TheWrap Magazine: “She’s extraordinarily flawed but she’s not being a bitch for no reason,” actress says of her character in Jane Austen adaptation

Kate Beckinsale
Jeff Vespa for TheWrap

A version of this story on Kate Beckinsale first appeared in the “Dark Horses We Love” feature in The Oscar Race Begins issue of TheWrap’s Magazine.

Several years ago, Kate Beckinsale got what she refers to as “a really odd phone call” from her agency saying that director Whit Stillman wanted her for a movie about Martians. It didn’t happen, but Beckinsale and Stillman did team up for “Love & Friendship,” their first movie since “The Last Days of Disco” in 1998.

The dark comedy set in 18th-century England is based on Jane Austen’s novella “Lady Susan,” which was unpublished in the author’s lifetime; it gives Beckinsale a chance to seize the deliciously devious role of a world-class schemer, a woman who’ll go to any lengths to secure a suitable husband for herself and her daughter.

“I thought she was kind of marvelous from the get-go,” said Beckinsale of the character. “She’s extraordinarily flawed, but she was single-mindedly going for her own happiness in that period — it’s not like a woman in the 21st century who is being a bitch for no reason.

“This is somebody who is completely hamstrung by the period she’s in.
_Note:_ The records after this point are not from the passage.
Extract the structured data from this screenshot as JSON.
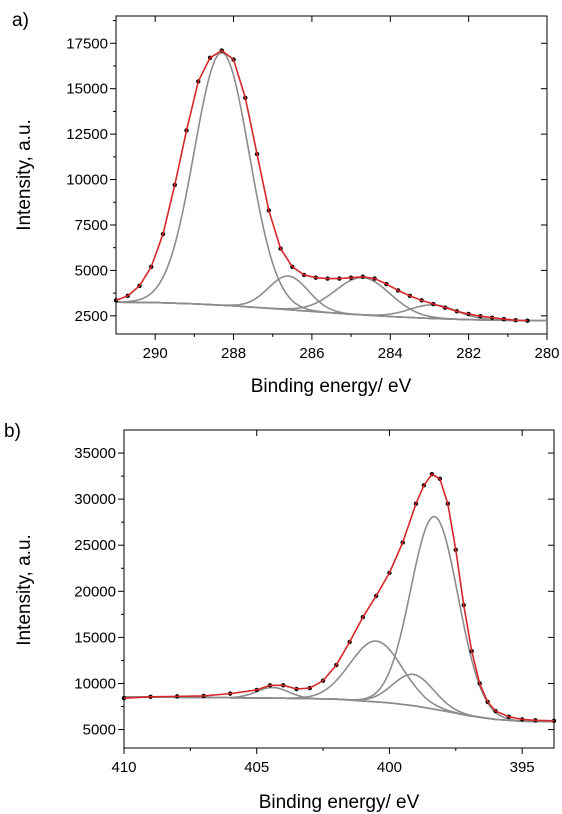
{
  "chart_data": [
    {
      "type": "line",
      "panel_label": "a)",
      "xlabel": "Binding energy/ eV",
      "ylabel": "Intensity, a.u.",
      "xlim": [
        291,
        280
      ],
      "ylim": [
        1500,
        19000
      ],
      "xticks": [
        290,
        288,
        286,
        284,
        282,
        280
      ],
      "xtick_labels": [
        "290",
        "288",
        "286",
        "284",
        "282",
        "280"
      ],
      "yticks": [
        2500,
        5000,
        7500,
        10000,
        12500,
        15000,
        17500
      ],
      "ytick_labels": [
        "2500",
        "5000",
        "7500",
        "10000",
        "12500",
        "15000",
        "17500"
      ],
      "grid": false,
      "colors": {
        "data": "#000000",
        "fit": "#d62728",
        "component": "#8c8c8c"
      },
      "baseline": {
        "x": [
          291.0,
          290.0,
          289.0,
          288.0,
          287.0,
          286.0,
          285.0,
          284.0,
          283.0,
          282.0,
          281.0,
          280.5
        ],
        "y": [
          3250,
          3230,
          3160,
          3050,
          2900,
          2740,
          2590,
          2460,
          2360,
          2290,
          2250,
          2235
        ]
      },
      "components": [
        {
          "center": 288.3,
          "height": 13900,
          "fwhm": 1.65
        },
        {
          "center": 286.6,
          "height": 1850,
          "fwhm": 1.2
        },
        {
          "center": 284.7,
          "height": 2050,
          "fwhm": 1.65
        },
        {
          "center": 282.9,
          "height": 750,
          "fwhm": 1.4
        }
      ],
      "series": [
        {
          "x": [
            291.0,
            290.7,
            290.4,
            290.1,
            289.8,
            289.5,
            289.2,
            288.9,
            288.6,
            288.3,
            288.0,
            287.7,
            287.4,
            287.1,
            286.8,
            286.5,
            286.2,
            285.9,
            285.6,
            285.3,
            285.0,
            284.7,
            284.4,
            284.1,
            283.8,
            283.5,
            283.2,
            282.9,
            282.6,
            282.3,
            282.0,
            281.7,
            281.4,
            281.1,
            280.8,
            280.5
          ],
          "y": [
            3350,
            3600,
            4150,
            5200,
            7000,
            9700,
            12700,
            15400,
            16700,
            17100,
            16600,
            14500,
            11400,
            8300,
            6200,
            5200,
            4750,
            4600,
            4550,
            4550,
            4600,
            4650,
            4550,
            4250,
            3900,
            3600,
            3350,
            3150,
            2950,
            2750,
            2600,
            2480,
            2400,
            2320,
            2260,
            2230
          ]
        }
      ]
    },
    {
      "type": "line",
      "panel_label": "b)",
      "xlabel": "Binding energy/ eV",
      "ylabel": "Intensity, a.u.",
      "xlim": [
        410,
        393.8
      ],
      "ylim": [
        3000,
        37500
      ],
      "xticks": [
        410,
        405,
        400,
        395
      ],
      "xtick_labels": [
        "410",
        "405",
        "400",
        "395"
      ],
      "yticks": [
        5000,
        10000,
        15000,
        20000,
        25000,
        30000,
        35000
      ],
      "ytick_labels": [
        "5000",
        "10000",
        "15000",
        "20000",
        "25000",
        "30000",
        "35000"
      ],
      "grid": false,
      "colors": {
        "data": "#000000",
        "fit": "#d62728",
        "component": "#8c8c8c"
      },
      "baseline": {
        "x": [
          410.0,
          408.0,
          406.0,
          404.0,
          402.0,
          400.0,
          399.0,
          398.0,
          397.0,
          396.0,
          395.0,
          393.8
        ],
        "y": [
          8550,
          8500,
          8450,
          8400,
          8300,
          7900,
          7550,
          7050,
          6500,
          6100,
          5900,
          5850
        ]
      },
      "components": [
        {
          "center": 404.4,
          "height": 1150,
          "fwhm": 1.4
        },
        {
          "center": 400.5,
          "height": 6600,
          "fwhm": 2.3
        },
        {
          "center": 399.1,
          "height": 3400,
          "fwhm": 1.8
        },
        {
          "center": 398.3,
          "height": 20900,
          "fwhm": 2.1
        }
      ],
      "series": [
        {
          "x": [
            410.0,
            409.0,
            408.0,
            407.0,
            406.0,
            405.0,
            404.5,
            404.0,
            403.5,
            403.0,
            402.5,
            402.0,
            401.5,
            401.0,
            400.5,
            400.0,
            399.5,
            399.0,
            398.7,
            398.4,
            398.1,
            397.8,
            397.5,
            397.2,
            396.9,
            396.6,
            396.3,
            396.0,
            395.5,
            395.0,
            394.5,
            393.8
          ],
          "y": [
            8400,
            8550,
            8600,
            8650,
            8900,
            9300,
            9800,
            9800,
            9400,
            9500,
            10300,
            12000,
            14500,
            17200,
            19500,
            22000,
            25300,
            29500,
            31500,
            32700,
            32200,
            29500,
            24500,
            18500,
            13500,
            10000,
            8000,
            7000,
            6400,
            6100,
            6000,
            5950
          ]
        }
      ]
    }
  ]
}
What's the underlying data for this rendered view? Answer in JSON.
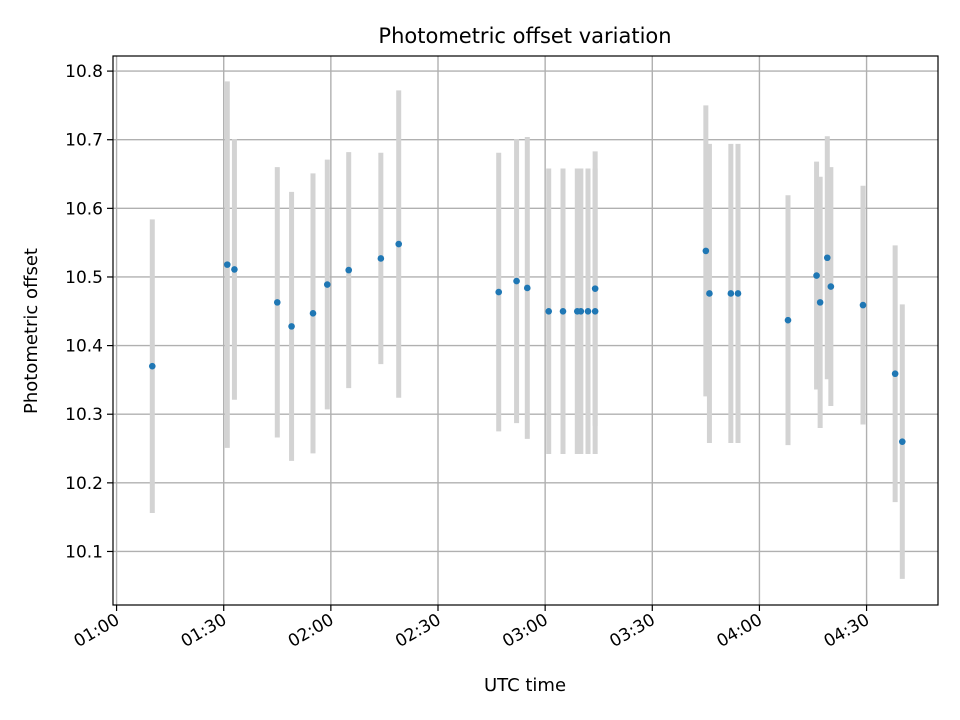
{
  "chart_data": {
    "type": "scatter",
    "title": "Photometric offset variation",
    "xlabel": "UTC time",
    "ylabel": "Photometric offset",
    "x_tick_labels": [
      "01:00",
      "01:30",
      "02:00",
      "02:30",
      "03:00",
      "03:30",
      "04:00",
      "04:30"
    ],
    "x_ticks": [
      "01:00",
      "01:30",
      "02:00",
      "02:30",
      "03:00",
      "03:30",
      "04:00",
      "04:30"
    ],
    "y_ticks": [
      10.1,
      10.2,
      10.3,
      10.4,
      10.5,
      10.6,
      10.7,
      10.8
    ],
    "y_tick_labels": [
      "10.1",
      "10.2",
      "10.3",
      "10.4",
      "10.5",
      "10.6",
      "10.7",
      "10.8"
    ],
    "xlim": [
      "00:59",
      "04:50"
    ],
    "ylim": [
      10.022,
      10.822
    ],
    "grid": true,
    "marker_color": "#1f77b4",
    "errorbar_color": "#d3d3d3",
    "points": [
      {
        "x": "01:10",
        "y": 10.37,
        "err": 0.214
      },
      {
        "x": "01:31",
        "y": 10.518,
        "err": 0.267
      },
      {
        "x": "01:33",
        "y": 10.511,
        "err": 0.19
      },
      {
        "x": "01:45",
        "y": 10.463,
        "err": 0.197
      },
      {
        "x": "01:49",
        "y": 10.428,
        "err": 0.196
      },
      {
        "x": "01:55",
        "y": 10.447,
        "err": 0.204
      },
      {
        "x": "01:59",
        "y": 10.489,
        "err": 0.182
      },
      {
        "x": "02:05",
        "y": 10.51,
        "err": 0.172
      },
      {
        "x": "02:14",
        "y": 10.527,
        "err": 0.154
      },
      {
        "x": "02:19",
        "y": 10.548,
        "err": 0.224
      },
      {
        "x": "02:47",
        "y": 10.478,
        "err": 0.203
      },
      {
        "x": "02:52",
        "y": 10.494,
        "err": 0.207
      },
      {
        "x": "02:55",
        "y": 10.484,
        "err": 0.22
      },
      {
        "x": "03:01",
        "y": 10.45,
        "err": 0.208
      },
      {
        "x": "03:05",
        "y": 10.45,
        "err": 0.208
      },
      {
        "x": "03:09",
        "y": 10.45,
        "err": 0.208
      },
      {
        "x": "03:10",
        "y": 10.45,
        "err": 0.208
      },
      {
        "x": "03:12",
        "y": 10.45,
        "err": 0.208
      },
      {
        "x": "03:14",
        "y": 10.45,
        "err": 0.208
      },
      {
        "x": "03:14",
        "y": 10.483,
        "err": 0.2
      },
      {
        "x": "03:45",
        "y": 10.538,
        "err": 0.212
      },
      {
        "x": "03:46",
        "y": 10.476,
        "err": 0.218
      },
      {
        "x": "03:52",
        "y": 10.476,
        "err": 0.218
      },
      {
        "x": "03:54",
        "y": 10.476,
        "err": 0.218
      },
      {
        "x": "04:08",
        "y": 10.437,
        "err": 0.182
      },
      {
        "x": "04:16",
        "y": 10.502,
        "err": 0.166
      },
      {
        "x": "04:17",
        "y": 10.463,
        "err": 0.183
      },
      {
        "x": "04:19",
        "y": 10.528,
        "err": 0.177
      },
      {
        "x": "04:20",
        "y": 10.486,
        "err": 0.174
      },
      {
        "x": "04:29",
        "y": 10.459,
        "err": 0.174
      },
      {
        "x": "04:38",
        "y": 10.359,
        "err": 0.187
      },
      {
        "x": "04:40",
        "y": 10.26,
        "err": 0.2
      }
    ]
  }
}
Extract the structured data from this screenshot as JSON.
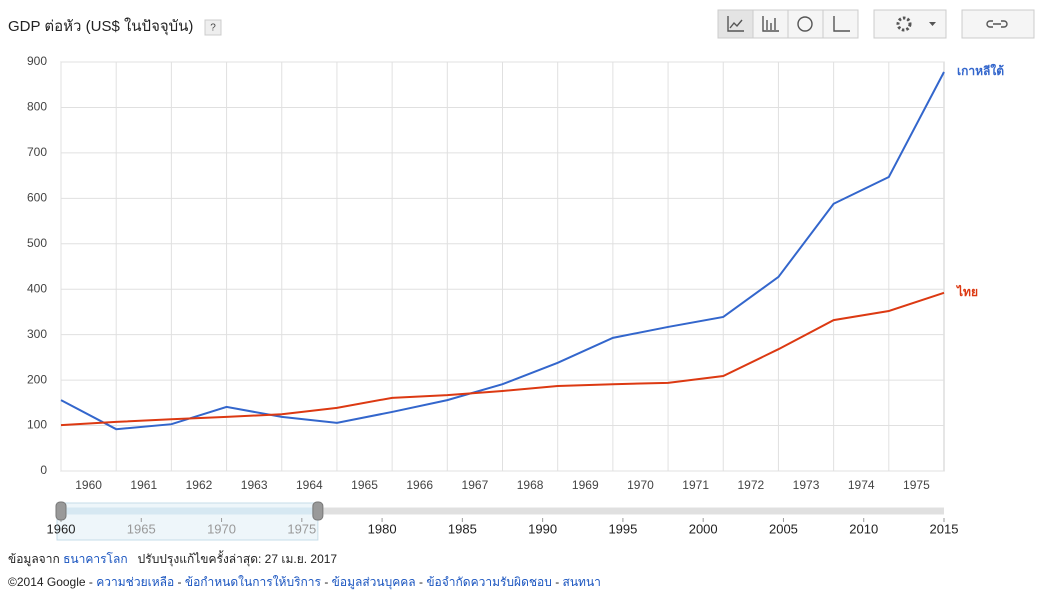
{
  "chart_data": {
    "type": "line",
    "title": "GDP ต่อหัว (US$ ในปัจจุบัน)",
    "help": "?",
    "x": [
      1960,
      1961,
      1962,
      1963,
      1964,
      1965,
      1966,
      1967,
      1968,
      1969,
      1970,
      1971,
      1972,
      1973,
      1974,
      1975,
      1976
    ],
    "series": [
      {
        "name": "เกาหลีใต้",
        "color": "#3366cc",
        "values": [
          156,
          92,
          103,
          141,
          119,
          106,
          130,
          156,
          191,
          238,
          293,
          317,
          339,
          427,
          588,
          647,
          878
        ]
      },
      {
        "name": "ไทย",
        "color": "#dc3912",
        "values": [
          101,
          108,
          114,
          119,
          125,
          139,
          161,
          167,
          176,
          187,
          191,
          194,
          209,
          268,
          332,
          352,
          392
        ]
      }
    ],
    "xlim": [
      1960,
      1976
    ],
    "xticks": [
      1960,
      1961,
      1962,
      1963,
      1964,
      1965,
      1966,
      1967,
      1968,
      1969,
      1970,
      1971,
      1972,
      1973,
      1974,
      1975
    ],
    "ylim": [
      0,
      900
    ],
    "yticks": [
      0,
      100,
      200,
      300,
      400,
      500,
      600,
      700,
      800,
      900
    ],
    "grid": true
  },
  "timeline": {
    "ticks": [
      1960,
      1965,
      1970,
      1975,
      1980,
      1985,
      1990,
      1995,
      2000,
      2005,
      2010,
      2015
    ]
  },
  "source": {
    "prefix": "ข้อมูลจาก",
    "link": "ธนาคารโลก",
    "updated": "ปรับปรุงแก้ไขครั้งล่าสุด: 27 เม.ย. 2017"
  },
  "footer": {
    "copyright": "©2014 Google",
    "separator": "-",
    "links": [
      "ความช่วยเหลือ",
      "ข้อกำหนดในการให้บริการ",
      "ข้อมูลส่วนบุคคล",
      "ข้อจำกัดความรับผิดชอบ",
      "สนทนา"
    ]
  }
}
It’s almost a fantasy about what it would be like if someone blew off social convention and wasn’t punished for it.”

But whatever insights the actress gained into her character, they certainly didn’t come from conversations with Stillman. “He would pass out if you tried to have a deep psychological discussion about where your character is coming from,” said Beckinsale, laughing. “He hates rehearsals, and will grudgingly do a table read, which he suffers through dreadfully.”

Kate Beckinsale
Jeff Vespa for TheWrap

And on the set? “You’ll have an incredibly long speech, and when you get to the end of the take he’ll look really perplexed,” she said. “You think, ‘What did he think?’ And then he’ll wander over to somebody pretending to be a gardener in the deep background, and adjust what they’re doing. He’s perfectly happy with what you’re doing, but he’s concerned with some guy in the background that most people would never see.

“Working with him for the second time was fun, because I came in knowing that would happen.”

“Love & Friendship” also gives Beckinsale another step in a career that has swung from “Much Ado About Nothing” and “Cold Comfort Farm” to “Van Helsing” and the five “Underworld” films — small quiet movies, and big noisy movies.

“On paper, it can look like a rather schizophrenic career,” she admitted. “When I started out in England, we were making mainly literary adaptations of period stories, and when I came to America they said, ‘She’s very fragile and English, we don’t see her as having an edge.’

“Then came the Underworld movies, and I said, ‘This is what I should do because I’m not right for it at all.’

“And then I found people saying, ‘Oh, she’s just tough and scary,’ and I thought, ‘How did the pendulum swing so quickly?’ What I’ve actually gotten to do is straddle the two extremes of what I do, which is quite fun.”

And what about that Whit Stillman Martian movie? “We should definitely do it next,” she said, laughing.